主人公は、英国の名家ダーリントン家で、生涯を執事として過ごしてきたスティーブンス。敬愛するダーリントン卿はすでに亡く、その後にダーリントン邸のあるじとなったのは、アメリカ人のファラディだった。ファラディに勧められて休暇を取ったスティーブンスは、かつての同僚だった女中頭ミス・ケントンに会おうと、英国の田園地帯にフォードを走らせる……。
地味と言えば、これほど地味な小説もない。老齢の執事(私は読みながらずっと、「バットマン」に出てくるブルース・ウェインの執事アルフレッド・ペニーワースを想い浮かべていた)が平和な田園地帯を車で走り、行きずりの人々と交流しながら、かつてのダーリントン家の繁栄に思いを馳せるという、それだけといえばそれだけの小説だ。アクションもミステリーもなく、ラブロマンスも(ほとんど)ない。
それなのに、読み始めると引き込まれて止まらなくなる。執事スティーブンスの格調ある一人語り、光の粒がひとつひとつ輝いているかのような美しい田園風景の描写、そして第二次世界大戦中に外交の裏舞台となったダーリントン・ホールで裏方を務めた、輝かしき執事人生の思い出……。そこに、失われつつある旧き良き英国への思いと、執事として「品格」を保ちつつ人生の夕暮れに差し掛かったスティーブンスの生涯が、ぴたりと重なり合う。
しかも、スティーブンス自身もまた、この小旅行で変わっていく。尊敬していたダーリントン卿の本当の姿に向き合い、ミス・ケントンの自分への思いを知り、そしてそうしたことに見向きもせず一筋にあゆんできた執事という職業、いや執事という人生に、おそらくは初めて疑問を抱くのだ。そして、そんな旅の終わりに出会った男のセリフが、これ以上ない説得力で胸にしみわたる。特に、そこまでにスティーブンスの人生を追体験したあとで読むと、じんとくること請け合いである。
「いいかい、いつも後ろを振り向いていちゃいかんのだ。
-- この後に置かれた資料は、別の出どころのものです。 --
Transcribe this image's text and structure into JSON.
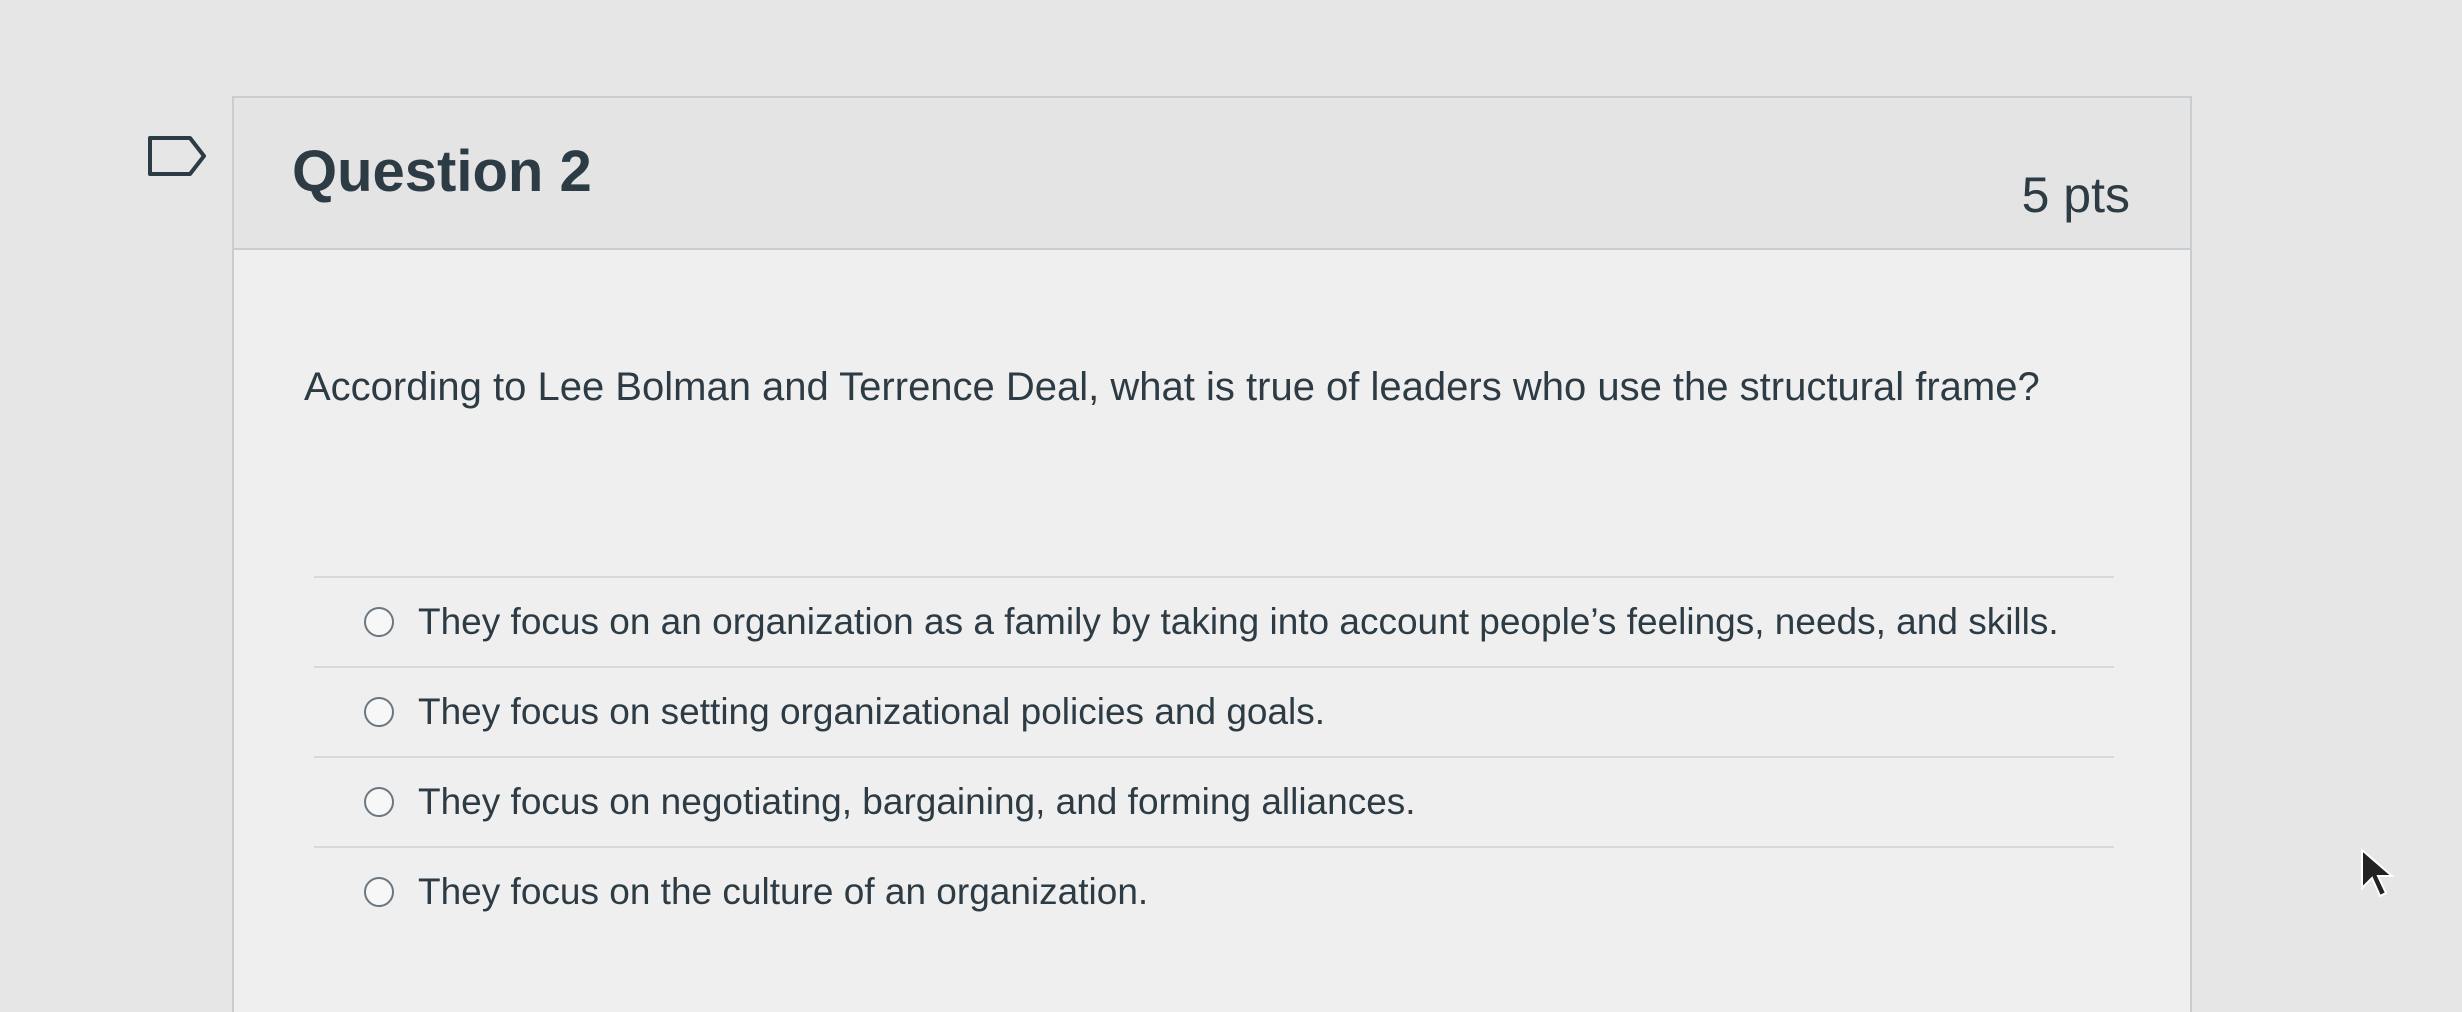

後ろばかり向いているから、気が滅入るんだよ。何だって? 昔ほどうまく仕事ができない? みんな同じさ。いつかは休むときが来るんだよ。わしを見てごらん。隠退してから、楽しくて仕方がない。そりゃ、あんたもわしも、必ずしももう若いとはいえんが、それでも前を向きつづけなくちゃいかん」
「人生、楽しまなくっちゃ。夕方が一日でいちばんいい時間なんだ。脚を伸ばして、のんびりするのさ。夕方がいちばんいい。わしはそう思う」
自分が定年を迎えたら、この本はぜひ読み返したい。その時、私はスティーブンスのように、自分の人生を振り返りつつ、引退後の人生に楽しみを見いだせるだろうか? 夕方がいちばんいい時間なんだ、というこのセリフに、心からの共感を覚えることができるだろうか……。